An HSA’s benefits include pre-tax contributions and the ability to save money for future years or even retirement if it isn’t needed for medical bills. In order to spend part of the extra money and reduce some of the tax burdens, you might increase your contributions to your Health Savings Account (HSA).

5. Have your bonus combined with your regular paycheck

Bonuses can be included in your regular paycheck at certain firms; others may do it only if you specifically request it. Here, the bonus will be taxed according to your standard withholding rather than the 22 percent statutory rate for supplemental income.
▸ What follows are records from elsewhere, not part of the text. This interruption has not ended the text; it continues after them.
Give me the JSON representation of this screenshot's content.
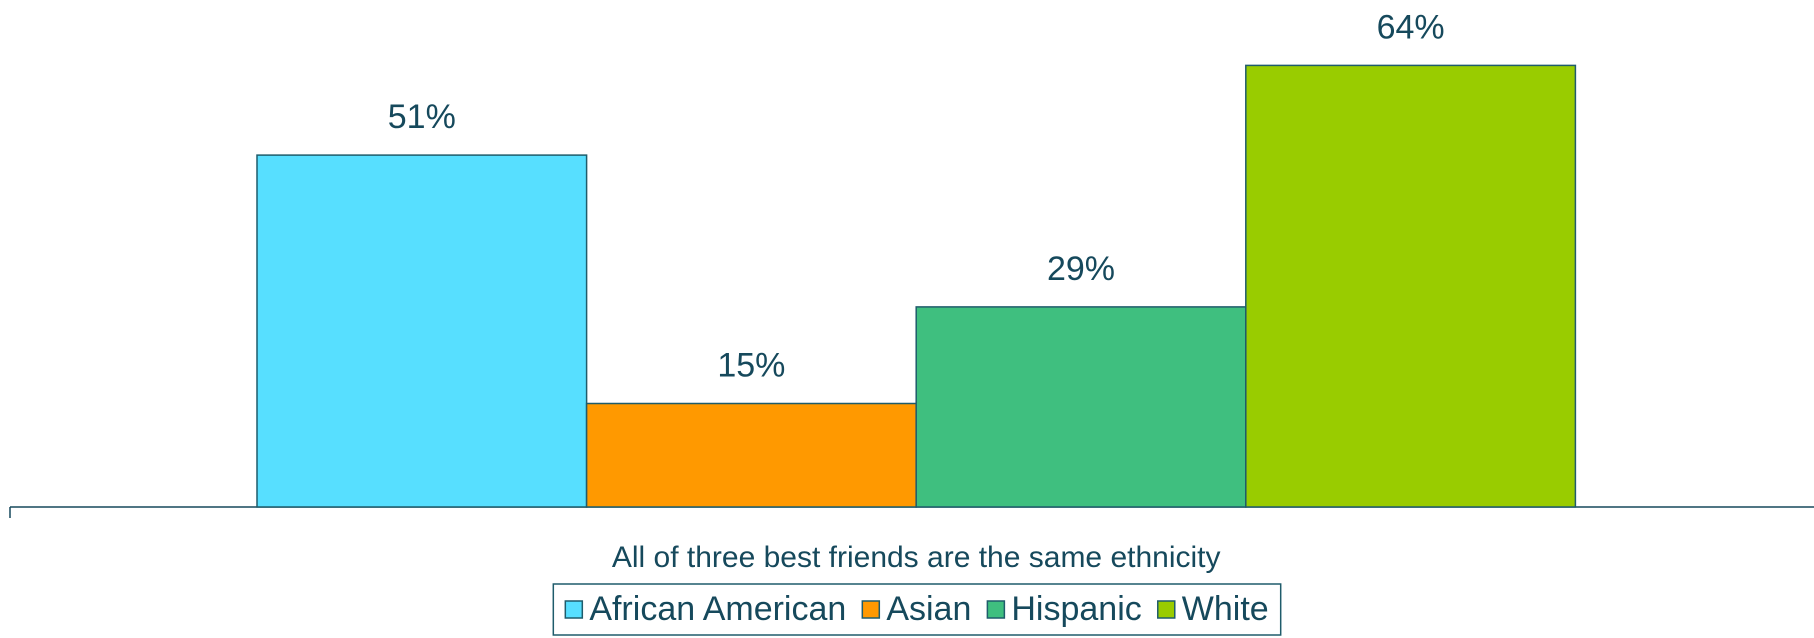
{
  "chart_data": {
    "type": "bar",
    "categories": [
      "All of three best friends are the same ethnicity"
    ],
    "series": [
      {
        "name": "African American",
        "color": "#57dfff",
        "values": [
          51
        ],
        "value_labels": [
          "51%"
        ]
      },
      {
        "name": "Asian",
        "color": "#ff9900",
        "values": [
          15
        ],
        "value_labels": [
          "15%"
        ]
      },
      {
        "name": "Hispanic",
        "color": "#3fbf7f",
        "values": [
          29
        ],
        "value_labels": [
          "29%"
        ]
      },
      {
        "name": "White",
        "color": "#99cc00",
        "values": [
          64
        ],
        "value_labels": [
          "64%"
        ]
      }
    ],
    "legend": "bottom"
  }
}
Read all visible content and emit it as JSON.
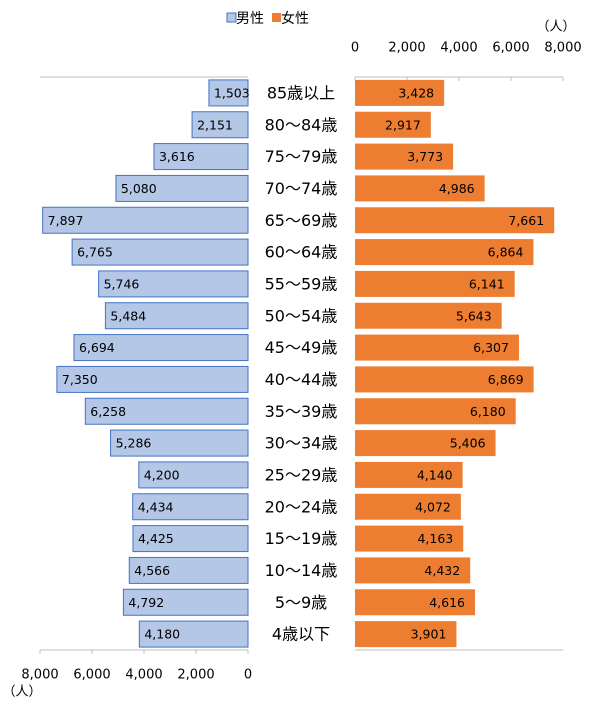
{
  "chart_data": {
    "type": "pyramid",
    "categories": [
      "85歳以上",
      "80〜84歳",
      "75〜79歳",
      "70〜74歳",
      "65〜69歳",
      "60〜64歳",
      "55〜59歳",
      "50〜54歳",
      "45〜49歳",
      "40〜44歳",
      "35〜39歳",
      "30〜34歳",
      "25〜29歳",
      "20〜24歳",
      "15〜19歳",
      "10〜14歳",
      "5〜9歳",
      "4歳以下"
    ],
    "series": [
      {
        "name": "男性",
        "color": "#b4c7e7",
        "edge": "#4472c4",
        "values": [
          1503,
          2151,
          3616,
          5080,
          7897,
          6765,
          5746,
          5484,
          6694,
          7350,
          6258,
          5286,
          4200,
          4434,
          4425,
          4566,
          4792,
          4180
        ],
        "value_labels": [
          "1,503",
          "2,151",
          "3,616",
          "5,080",
          "7,897",
          "6,765",
          "5,746",
          "5,484",
          "6,694",
          "7,350",
          "6,258",
          "5,286",
          "4,200",
          "4,434",
          "4,425",
          "4,566",
          "4,792",
          "4,180"
        ]
      },
      {
        "name": "女性",
        "color": "#ed7d31",
        "values": [
          3428,
          2917,
          3773,
          4986,
          7661,
          6864,
          6141,
          5643,
          6307,
          6869,
          6180,
          5406,
          4140,
          4072,
          4163,
          4432,
          4616,
          3901
        ],
        "value_labels": [
          "3,428",
          "2,917",
          "3,773",
          "4,986",
          "7,661",
          "6,864",
          "6,141",
          "5,643",
          "6,307",
          "6,869",
          "6,180",
          "5,406",
          "4,140",
          "4,072",
          "4,163",
          "4,432",
          "4,616",
          "3,901"
        ]
      }
    ],
    "xlim": [
      0,
      8000
    ],
    "xticks": [
      0,
      {
        "value": 2000,
        "label": "2,000"
      },
      {
        "value": 4000,
        "label": "4,000"
      },
      {
        "value": 6000,
        "label": "6,000"
      },
      {
        "value": 8000,
        "label": "8,000"
      }
    ],
    "unit_label": "（人）"
  }
}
It is possible to postpone a portion of one’s salary into a 401(k).

Bottom line

A bonus is always a good thing. Even though paying federal and state and local income taxes on a bonus isn’t as exciting as it sounds, it’s a requirement. There are a number of things to keep in mind when it comes to preparing for your tax bill.

Consider your overall tax situation when deciding how to handle bonus tax. Get the help you need whether you’re filing your taxes yourself, or hiring a tax professional, by reading our guide to the best tax software out there.